Zaman kavramlarının ve sistemlerinin birbirleriyle uyumunu sağlamak için zaman zaman düzenlemelere ihtiyaç duyulduğunu aktaran Esenoğlu, takvimlerde yılda 6 saatlik, yaz uygulamalarında ise 1 saatlik bir düzenleme yapıldığını hatırlatarak, daha hassas zaman ölçekleri için ise zaman ölçeklerinde 1 saniyelik bir düzenlemeye gidileceğini anlattı.
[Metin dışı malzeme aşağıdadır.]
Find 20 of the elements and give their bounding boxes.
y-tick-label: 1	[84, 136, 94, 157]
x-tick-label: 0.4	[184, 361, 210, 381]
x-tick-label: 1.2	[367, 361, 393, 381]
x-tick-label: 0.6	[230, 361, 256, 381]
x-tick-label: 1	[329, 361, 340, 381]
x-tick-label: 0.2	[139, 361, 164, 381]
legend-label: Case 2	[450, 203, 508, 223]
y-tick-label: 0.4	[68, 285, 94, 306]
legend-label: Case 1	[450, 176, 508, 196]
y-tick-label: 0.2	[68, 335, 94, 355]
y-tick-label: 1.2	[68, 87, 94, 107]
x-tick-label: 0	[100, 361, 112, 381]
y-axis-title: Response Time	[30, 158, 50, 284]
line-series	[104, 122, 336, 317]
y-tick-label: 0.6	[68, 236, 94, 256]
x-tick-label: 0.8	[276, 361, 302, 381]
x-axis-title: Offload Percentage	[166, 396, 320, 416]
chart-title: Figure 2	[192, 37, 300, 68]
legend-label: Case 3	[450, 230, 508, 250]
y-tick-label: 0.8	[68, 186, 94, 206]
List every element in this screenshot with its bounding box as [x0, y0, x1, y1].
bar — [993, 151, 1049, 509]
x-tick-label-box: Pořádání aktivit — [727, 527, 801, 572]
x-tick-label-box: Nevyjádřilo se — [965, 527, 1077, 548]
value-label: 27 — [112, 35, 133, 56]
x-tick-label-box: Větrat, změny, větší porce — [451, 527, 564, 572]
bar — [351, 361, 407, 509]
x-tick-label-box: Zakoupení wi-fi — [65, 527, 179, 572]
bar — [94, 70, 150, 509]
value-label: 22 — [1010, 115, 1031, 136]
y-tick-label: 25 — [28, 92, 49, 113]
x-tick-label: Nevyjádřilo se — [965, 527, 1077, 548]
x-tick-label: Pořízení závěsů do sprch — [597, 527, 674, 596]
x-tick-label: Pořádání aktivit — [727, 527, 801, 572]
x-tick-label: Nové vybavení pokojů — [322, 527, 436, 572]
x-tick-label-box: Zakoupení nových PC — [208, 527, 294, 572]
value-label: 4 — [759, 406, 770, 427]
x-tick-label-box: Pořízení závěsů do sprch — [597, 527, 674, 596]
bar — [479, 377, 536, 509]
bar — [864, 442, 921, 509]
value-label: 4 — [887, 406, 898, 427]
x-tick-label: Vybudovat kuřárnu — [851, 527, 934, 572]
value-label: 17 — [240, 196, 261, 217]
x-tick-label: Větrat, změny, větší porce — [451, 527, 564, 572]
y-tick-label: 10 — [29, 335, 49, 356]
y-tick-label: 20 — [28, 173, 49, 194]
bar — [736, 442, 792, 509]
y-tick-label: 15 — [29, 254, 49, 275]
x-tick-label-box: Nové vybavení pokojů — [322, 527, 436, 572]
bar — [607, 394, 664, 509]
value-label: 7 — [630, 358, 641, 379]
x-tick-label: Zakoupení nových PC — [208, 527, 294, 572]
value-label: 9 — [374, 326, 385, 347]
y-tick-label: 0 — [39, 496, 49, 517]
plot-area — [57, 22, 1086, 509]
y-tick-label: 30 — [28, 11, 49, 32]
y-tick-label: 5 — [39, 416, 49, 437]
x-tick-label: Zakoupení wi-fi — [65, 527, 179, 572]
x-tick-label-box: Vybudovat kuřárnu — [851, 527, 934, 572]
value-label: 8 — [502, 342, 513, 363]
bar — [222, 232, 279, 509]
Saniye sıçraması teknolojiyi olumsuz etkilemeyecek
Esenoğlu, "Saniye sıçraması işlemi, saatlerin bir saniyeliğine yerinde sayması ile yapılır. Böylece dakikanın karşılığı olan 60 saniye, 1 saniye ekleme ile 61 saniyeye sıçrayacak. Saniye sıçraması ile 1 dakika 60 yerine 61 saniyeye eşitlenmiş olacak" diye konuştu.
Saniye sıçramasının gerekli görülen yıllarda haziran ya da aralık ayları sonunda yapıldığını anlatan Esenoğlu, düzenlemenin bu aylarda yapılmasında, okulların kapalı olması, dünya nüfusunun kuzey ve güney yarım kürelere dağılımı gibi unsurların etkili olduğunu söyledi.
Esenoğlu, saniye sıçramasının teknolojik sıkıntılara yol açıp açmayacağına ilişkin ise şu değerlendirmeyi yaptı: "Her 5 yılda 3 kez yapıla geldiğinden saniye sıçraması olağanlaşmıştır. Henüz küresel boyutta teknolojik sıkıntı yaşattığı duyulmamış ve elektronik yaşamı felç etmemiştir. Saniye sıçramasını dikkate alan yazılımlar sayesinde teknolojik sistemlerde olası etkisi önlenmektedir, arızalara da yol açmamaktadır tıpkı yaz saati uygulamasına uyumlu bilgisayarlarımız gibi."